The Intelligencer April 27, 1917 (page 2)

“Bakers in the city of Belleville yesterday raised the price of bread from 14 to 16 cents per loaf and also stated that it was liable to still further advance in price. This is for a three pound loaf.”

The Intelligencer April 27, 1917 (page 2)

“Timely Address Before Women’s Canadian Club. Many were present at a meeting of the Women’s Canadian Club in the City Hall last evening to hear Mrs. H. P. Plumptre, one of Canada’s leading workers, and Honorary Secretary of the Canadian Red Cross Society, also Canadian War Contingent, discuss the subject, ‘Women as Patriots.’

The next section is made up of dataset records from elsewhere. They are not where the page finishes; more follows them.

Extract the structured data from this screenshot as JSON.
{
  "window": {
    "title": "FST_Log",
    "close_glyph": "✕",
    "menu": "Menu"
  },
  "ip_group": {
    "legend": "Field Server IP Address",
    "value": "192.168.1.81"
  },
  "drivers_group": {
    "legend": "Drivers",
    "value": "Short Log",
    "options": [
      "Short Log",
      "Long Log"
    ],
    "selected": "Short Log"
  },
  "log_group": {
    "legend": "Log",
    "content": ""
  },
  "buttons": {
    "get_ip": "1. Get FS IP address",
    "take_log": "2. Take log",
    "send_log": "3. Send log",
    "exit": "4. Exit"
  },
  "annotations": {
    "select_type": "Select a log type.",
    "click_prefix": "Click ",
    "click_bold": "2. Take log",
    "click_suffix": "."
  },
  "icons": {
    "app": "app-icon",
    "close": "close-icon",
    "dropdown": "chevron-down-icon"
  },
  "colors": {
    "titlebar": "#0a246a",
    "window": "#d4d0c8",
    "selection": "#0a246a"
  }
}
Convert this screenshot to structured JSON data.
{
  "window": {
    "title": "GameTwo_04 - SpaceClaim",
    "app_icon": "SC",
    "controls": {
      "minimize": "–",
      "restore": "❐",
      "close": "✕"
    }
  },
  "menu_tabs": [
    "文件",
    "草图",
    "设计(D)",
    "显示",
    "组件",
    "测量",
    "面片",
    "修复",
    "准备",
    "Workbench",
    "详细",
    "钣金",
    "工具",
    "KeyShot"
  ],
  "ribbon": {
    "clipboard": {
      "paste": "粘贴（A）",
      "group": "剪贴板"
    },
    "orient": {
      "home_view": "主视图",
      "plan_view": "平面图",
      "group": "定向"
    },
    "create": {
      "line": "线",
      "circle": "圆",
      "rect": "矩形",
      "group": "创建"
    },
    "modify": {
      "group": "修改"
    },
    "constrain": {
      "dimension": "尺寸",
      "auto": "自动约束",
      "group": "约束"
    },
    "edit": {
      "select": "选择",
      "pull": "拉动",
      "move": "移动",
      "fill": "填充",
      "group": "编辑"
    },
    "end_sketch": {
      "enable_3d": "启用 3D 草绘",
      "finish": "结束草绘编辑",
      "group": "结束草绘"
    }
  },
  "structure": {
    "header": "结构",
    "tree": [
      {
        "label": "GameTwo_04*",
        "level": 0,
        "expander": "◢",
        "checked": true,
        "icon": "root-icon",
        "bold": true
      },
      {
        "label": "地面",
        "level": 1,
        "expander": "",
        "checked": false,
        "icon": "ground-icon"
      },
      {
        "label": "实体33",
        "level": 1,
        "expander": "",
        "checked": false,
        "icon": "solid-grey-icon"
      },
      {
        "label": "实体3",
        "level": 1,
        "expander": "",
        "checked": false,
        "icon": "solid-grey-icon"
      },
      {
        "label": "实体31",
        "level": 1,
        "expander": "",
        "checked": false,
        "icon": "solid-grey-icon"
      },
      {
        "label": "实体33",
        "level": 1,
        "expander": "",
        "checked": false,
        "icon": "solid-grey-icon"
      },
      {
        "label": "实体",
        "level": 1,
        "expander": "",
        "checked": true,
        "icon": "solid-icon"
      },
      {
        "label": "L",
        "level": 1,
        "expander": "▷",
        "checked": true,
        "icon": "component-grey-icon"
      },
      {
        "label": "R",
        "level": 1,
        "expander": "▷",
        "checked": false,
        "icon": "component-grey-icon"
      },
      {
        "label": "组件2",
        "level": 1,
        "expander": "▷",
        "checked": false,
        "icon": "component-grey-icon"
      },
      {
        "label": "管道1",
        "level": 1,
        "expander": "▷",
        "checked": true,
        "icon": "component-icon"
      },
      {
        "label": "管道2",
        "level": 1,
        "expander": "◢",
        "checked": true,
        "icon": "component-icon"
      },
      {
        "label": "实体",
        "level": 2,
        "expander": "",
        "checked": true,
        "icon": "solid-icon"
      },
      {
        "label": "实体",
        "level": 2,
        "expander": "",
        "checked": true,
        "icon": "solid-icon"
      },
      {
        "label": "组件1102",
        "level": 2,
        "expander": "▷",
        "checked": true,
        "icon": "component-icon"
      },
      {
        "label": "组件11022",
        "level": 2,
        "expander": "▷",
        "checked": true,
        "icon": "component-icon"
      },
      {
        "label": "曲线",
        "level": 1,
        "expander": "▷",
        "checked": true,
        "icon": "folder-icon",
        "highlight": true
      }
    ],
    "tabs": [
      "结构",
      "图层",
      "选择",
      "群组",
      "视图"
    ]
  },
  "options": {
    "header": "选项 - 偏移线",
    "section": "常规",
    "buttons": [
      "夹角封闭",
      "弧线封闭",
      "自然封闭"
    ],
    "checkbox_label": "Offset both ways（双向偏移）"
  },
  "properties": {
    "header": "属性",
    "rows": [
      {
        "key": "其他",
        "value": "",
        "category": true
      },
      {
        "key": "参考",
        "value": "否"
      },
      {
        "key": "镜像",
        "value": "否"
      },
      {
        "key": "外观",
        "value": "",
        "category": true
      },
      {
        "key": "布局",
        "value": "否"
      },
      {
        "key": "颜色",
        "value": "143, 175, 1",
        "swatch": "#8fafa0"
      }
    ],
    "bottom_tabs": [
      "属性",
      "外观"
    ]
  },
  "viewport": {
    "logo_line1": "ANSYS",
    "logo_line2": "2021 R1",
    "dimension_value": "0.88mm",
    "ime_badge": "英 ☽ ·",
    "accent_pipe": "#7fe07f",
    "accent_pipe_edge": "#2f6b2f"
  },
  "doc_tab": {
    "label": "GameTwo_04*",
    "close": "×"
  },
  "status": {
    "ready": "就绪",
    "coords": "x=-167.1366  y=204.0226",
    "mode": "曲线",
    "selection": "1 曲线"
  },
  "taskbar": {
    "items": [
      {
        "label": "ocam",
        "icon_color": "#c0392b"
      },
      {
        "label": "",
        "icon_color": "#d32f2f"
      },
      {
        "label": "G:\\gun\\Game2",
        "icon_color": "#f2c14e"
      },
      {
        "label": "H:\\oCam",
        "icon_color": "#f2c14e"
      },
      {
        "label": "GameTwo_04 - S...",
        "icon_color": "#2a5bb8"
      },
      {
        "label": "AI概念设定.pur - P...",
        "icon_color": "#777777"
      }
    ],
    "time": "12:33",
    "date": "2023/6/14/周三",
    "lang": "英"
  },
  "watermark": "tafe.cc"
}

In commencing her subject, Mrs. Plumptre stated that she had heard a great deal about Belleville, but had never before the pleasure of seeing it, expressing her delight with the place, as well as the people. Mrs. Plumptre knew much of the work that has been carried on by the Belleville people for our Canadians in England and France who are fighting for us over there.

We, the people at large, are fighting at home; each in our own way. Some by the use of needles, pens, as speakers, and many other ways; but Mrs. Plumptre says that in no way can we fight better, or be more patriotic than those who are taking up the farm work. While we people here may get tired of doing the same thing all the time as most people like a change of style or fashion now and again, we must not forget that one of the greatest hardships that our boys contend with, is the intense and dreary monotony. If they can do all this, then we at home, should never murmur.

Mrs. Plumptre then spoke on Hospitals, and how they were equipped, giving one an idea of the enormity of the work and the time and money which has to be first obtained from the people. She stated that as a rule the women did the work, and the men carried the purse, and she thereby urged each one to do his or her part.”